"Find the Killer"

  • VIRGINIA SHERWOOD/ABC

    THEIR TURN: The Ramseys told Walters they would take polygraphs; their memoir appears this week

    More than three years after she was bashed and garroted, she still smiles from tabloids, book covers and TV screens. Joyce Carol Oates has called JonBenet Ramsey "the most famous little girl of our time," and we should be forgiven for being sick of her image.

    But the worst thing about media saturation is that it can impart so few actual facts. Polls show that most Americans made up their minds quickly that John and/or Patsy Ramsey had killed their daughter. The Ramseys haven't quite entered the harsh terrain of the American mind where O.J. Simpson burns, but they have tarried near the border. Last fall, after a grand jury finished a long investigation that failed to produce indictments, even the Governor of Colorado spent a few days publicly attacking the Ramseys for not cooperating enough with authorities.

    But did they really kill her? This week the Ramseys begin a drive to convince us that they had nothing to do with JonBenet's slaying. Their memoir The Death of Innocence goes on sale March 17, and the same day the Ramseys begin a string of TV appearances with a 40-min. Barbara Walters interview on ABC's 20/20 Friday.

    For the most part Walters sets aside the "What kind of tree would you be?" questions in favor of tough interrogation. Why does the crime scene appear staged? John Ramsey: "Why would I ... have staged this horrible scene and then disturbed it myself--pulled the tape off her mouth, carried her upstairs... If I'd have staged it, I would've wanted the police to see it as I staged it." O.K., but why did you try to fly to Atlanta shortly after the body was found? "We had been asked to leave the house," he explains. "We had nowhere to go. We [had] lived in Atlanta for 25 years."

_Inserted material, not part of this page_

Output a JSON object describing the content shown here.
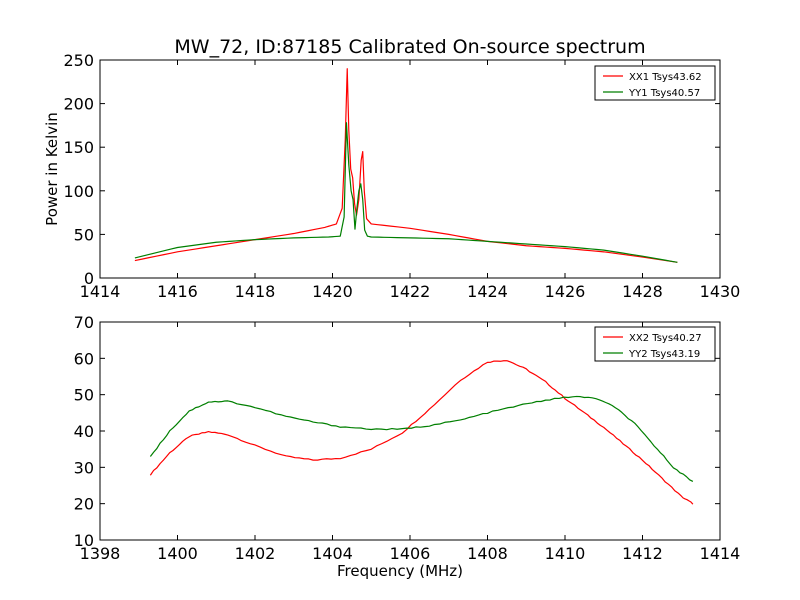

    Why let JonBenet wear those "perverted" costumes at the beauty pageants? "There is something wrong here if someone thinks that looks perverted," Patsy says. "JonBenet was an entertainer ... Little girls play dress up." In a comment that didn't make the final version, John says he told his daughter to focus on her talent routines, not the feathers and sequins. Most important: If you didn't kill her, who? The Ramseys have investigators hunting. Says John: "It's a male. It's a pedophile ... I don't know that I knew this person or not. I hope I don't." He and Patsy, he adds, want to work with the police to "find the killer."

    While preparing for the interview, ABC journalists turned up tidbits that will be new to all but JonBenet junkies. For instance, the network will air never published photos taken outside JonBenet's house the morning after she was killed that are remarkable for what they don't depict: snow. One of the most damning pieces of evidence against the parents has been the absence of footprints leading to the house. No footprints, no intruder. But the pictures show only patches of snow that could have been avoided. (By the time the media had camped outside the house, however, there was plenty of snow.) The Ramseys tell Walters they believe the killer could have entered and hidden in their huge, rambling house hours before killing JonBenet.

    What about that wordy ransom note, which included suspiciously personal details about the family? Walters quotes "law-enforcement sources" as saying the handwriting similarities between Patsy Ramsey and the note's author have been "grossly exaggerated." Walters leaves it at that, which is a bit out of context: police handwriting analysts never definitively claimed Mrs. Ramsey wrote the note, only that they eliminated every suspect but her.

    In general the Ramseys fare well before Walters. The couple picked a lovely location for the interview, a room so serene and spotless it could be a priest's quarters. They are also dressed perfectly, Patsy wearing just the right touch of pink lipstick. They don't sob and shout, yet they aren't passionless. At one point, Patsy leans over in tears onto John's shoulder, and he mumbles something treacly--and acted?--about JonBenet being "with us" in spirit. But Walters says the Ramseys believed the cameras had stopped.

    In fact, Walters found the Ramseys "credible" overall, and she has helped produce a sympathetic package that could go a long way toward softening their image. She points out that the couple showed up to meet her without an attorney. "I have never done an interview with someone--not that I can remember--who was under the umbrella of suspicion without a lawyer present." And Walters has interviewed a long list of suspected lowlifes: Claus von Bulow, Imelda Marcos, Michael Milken. Says Walters: "Even Monica had a lawyer."